Feb. 21 (Bloomberg) -- The Group of 20 will take “concrete actions” to bolster growth while backing the normalization of monetary policy in advanced economies, according to a draft communique seen by Bloomberg News.
“We commit to developing new measures to significantly raise global growth, while maintaining fiscal sustainability,” the draft for this weekend’s meeting of G-20 finance ministers and central bankers in Sydney says. “We recognize accommodative monetary policy settings in advanced economies will need to normalize in due course, in line with stronger growth.”
G-20 host Australia is pushing for a growth target, an idea that’s met with support from the International Monetary Fund and U.K. and skepticism from Germany. The draft cites analysis that ambitious policies could raise collective gross domestic product by “at least 2 percent” above the trajectory implied by current settings over five years. An official from a G-20 government told reporters that the final statement may tone down the reference to growth rates.
“While a noble goal, realistically to achieve that sort of sustainable expansion will require a lot of things to go right,” said Martin Whetton, an interest-rate strategist at Nomura Holdings Inc. in Sydney. “Emerging markets will be disappointed that policy stimulus withdrawal is going ahead and they will continue to see volatility as the favorable conditions that drove investment in their economies wane.”
Emerging markets including India have complained that the Federal Reserve hasn’t paid enough attention to the international fallout from its decision to taper bond buying. Emerging-market stocks and currencies have fallen since the pullback was announced in December as investors turned more risk averse and punished economies with flaws such as large current-account deficits or political discord.

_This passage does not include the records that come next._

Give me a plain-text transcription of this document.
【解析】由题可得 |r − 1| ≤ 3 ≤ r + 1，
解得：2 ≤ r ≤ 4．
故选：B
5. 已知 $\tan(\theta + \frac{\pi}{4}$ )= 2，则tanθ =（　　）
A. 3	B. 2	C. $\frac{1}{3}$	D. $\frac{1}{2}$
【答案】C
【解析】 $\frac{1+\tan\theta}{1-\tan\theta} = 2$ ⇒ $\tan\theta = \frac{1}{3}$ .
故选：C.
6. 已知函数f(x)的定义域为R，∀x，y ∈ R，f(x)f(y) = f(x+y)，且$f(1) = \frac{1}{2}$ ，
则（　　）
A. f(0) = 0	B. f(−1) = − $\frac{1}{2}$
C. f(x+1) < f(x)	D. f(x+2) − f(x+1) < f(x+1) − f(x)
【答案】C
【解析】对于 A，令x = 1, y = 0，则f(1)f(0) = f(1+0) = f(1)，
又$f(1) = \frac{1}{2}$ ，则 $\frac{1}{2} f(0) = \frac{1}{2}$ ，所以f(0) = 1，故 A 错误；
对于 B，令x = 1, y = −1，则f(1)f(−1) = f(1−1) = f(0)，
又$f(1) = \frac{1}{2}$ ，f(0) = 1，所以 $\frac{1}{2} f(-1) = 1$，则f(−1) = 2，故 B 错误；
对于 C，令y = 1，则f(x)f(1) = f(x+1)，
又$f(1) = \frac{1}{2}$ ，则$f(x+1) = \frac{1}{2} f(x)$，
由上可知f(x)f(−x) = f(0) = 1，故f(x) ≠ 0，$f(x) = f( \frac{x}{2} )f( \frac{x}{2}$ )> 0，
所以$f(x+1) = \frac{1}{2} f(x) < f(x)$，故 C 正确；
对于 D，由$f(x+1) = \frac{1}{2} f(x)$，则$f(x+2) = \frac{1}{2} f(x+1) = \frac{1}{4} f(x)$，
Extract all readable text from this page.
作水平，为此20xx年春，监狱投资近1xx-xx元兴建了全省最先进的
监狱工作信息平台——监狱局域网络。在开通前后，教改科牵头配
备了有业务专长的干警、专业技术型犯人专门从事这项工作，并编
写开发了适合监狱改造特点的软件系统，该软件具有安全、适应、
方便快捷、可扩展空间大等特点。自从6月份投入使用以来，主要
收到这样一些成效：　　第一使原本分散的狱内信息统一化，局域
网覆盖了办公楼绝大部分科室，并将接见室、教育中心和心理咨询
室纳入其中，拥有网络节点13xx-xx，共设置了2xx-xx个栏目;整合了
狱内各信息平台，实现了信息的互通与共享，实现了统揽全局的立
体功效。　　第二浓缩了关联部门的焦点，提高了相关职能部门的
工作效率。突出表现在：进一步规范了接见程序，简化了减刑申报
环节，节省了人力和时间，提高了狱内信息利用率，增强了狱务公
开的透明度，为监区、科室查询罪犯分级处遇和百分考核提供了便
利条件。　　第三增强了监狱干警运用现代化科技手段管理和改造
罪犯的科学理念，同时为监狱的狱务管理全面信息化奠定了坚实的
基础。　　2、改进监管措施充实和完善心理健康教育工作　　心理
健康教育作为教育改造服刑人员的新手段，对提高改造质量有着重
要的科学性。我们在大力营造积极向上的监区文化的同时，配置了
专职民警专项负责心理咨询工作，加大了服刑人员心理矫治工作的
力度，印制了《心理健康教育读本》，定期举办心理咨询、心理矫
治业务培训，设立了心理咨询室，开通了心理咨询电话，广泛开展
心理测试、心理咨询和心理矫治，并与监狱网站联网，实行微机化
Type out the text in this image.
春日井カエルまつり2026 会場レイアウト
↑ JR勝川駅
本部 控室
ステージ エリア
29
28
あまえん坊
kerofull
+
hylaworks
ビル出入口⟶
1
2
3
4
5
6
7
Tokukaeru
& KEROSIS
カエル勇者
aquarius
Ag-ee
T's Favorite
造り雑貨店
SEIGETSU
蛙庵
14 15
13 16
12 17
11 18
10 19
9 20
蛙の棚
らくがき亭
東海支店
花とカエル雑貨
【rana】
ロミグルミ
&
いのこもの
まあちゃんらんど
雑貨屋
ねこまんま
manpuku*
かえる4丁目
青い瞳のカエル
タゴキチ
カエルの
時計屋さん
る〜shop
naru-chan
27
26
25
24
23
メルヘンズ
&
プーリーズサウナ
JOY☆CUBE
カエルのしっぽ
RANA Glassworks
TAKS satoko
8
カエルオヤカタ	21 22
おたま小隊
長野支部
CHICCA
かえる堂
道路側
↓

“Emerging markets need to take steps of their own to have their fiscal house in order, have their structural reforms in place,” U.S. Treasury Secretary Jacob J. Lew said in Sydney today. “We’re seeing substantial differentiation in the market place between economies that have made those decisions and economies that haven’t.”
The communique, which could still be changed before its official release due on Feb. 23, says market volatility can hurt growth. It reiterates a pledge by the group’s leaders in September that G-20 central banks will carefully calibrate and clearly communicate monetary policy settings.
At the same time, it says the primary response of G-20 nations to that volatility is to strengthen and refine domestic policy settings. That message was stressed by the U.K., Japan and South Korea today.
“It is important that emerging nations make efforts themselves to fix” issues like high inflation and current-account deficits, Japanese Finance Minister Taro Aso said at a press conference in Tokyo. U.K. Chancellor of the Exchequer George Osborne said in Sydney “we should all make sure we put our own houses in order” and that some countries are using the Fed’s tapering as an “excuse” for their own problems.
The Fed should seek consensus among central banks on “what is the optimum level of withdrawal that the world economy can manage,” India’s Economic Affairs Secretary Arvind Mayaram told reporters in Sydney. The nation’s central bank Governor Raghuram Rajan last month warned of a breakdown in global coordination due to the tapering.
China’s central bank Governor Zhou Xiaochuan told Bloomberg News there is “no big problem” for his country’s economy in maintaining steady and healthy growth. “Uncertainty is always present and there’s nothing big to worry about,” he said.
The G-20 draft welcomes recent signs of improvement in the global economy and says “some key tail risks have diminished.”
Even so, “the global economy remains far from achieving strong, sustained, and balanced growth,” the draft says. “Recent volatility in financial markets and remaining vulnerabilities within some economies highlights that important risks remain to be managed.”
G-20 nations will take concrete actions to unlock private investment, lift employment and enhance trade, the draft says.
Turning to the IMF, the draft says G-20 nations “deeply regret that the IMF quota and governance reforms agreed to in 2010 have not yet become effective.”
U.S. lawmakers in January left out of a spending bill the request by the Obama administration to increase the IMF’s resources, leaving the U.S. unable to deliver on its commitment. Reforms agreed to in 2010 would boost the fund’s lending capacity and give emerging markets such as China more clout at the institution.
“Our highest priority remains ratifying the 2010 reforms,” the draft says. “We urge the U.S. to do so before our next meeting in April.”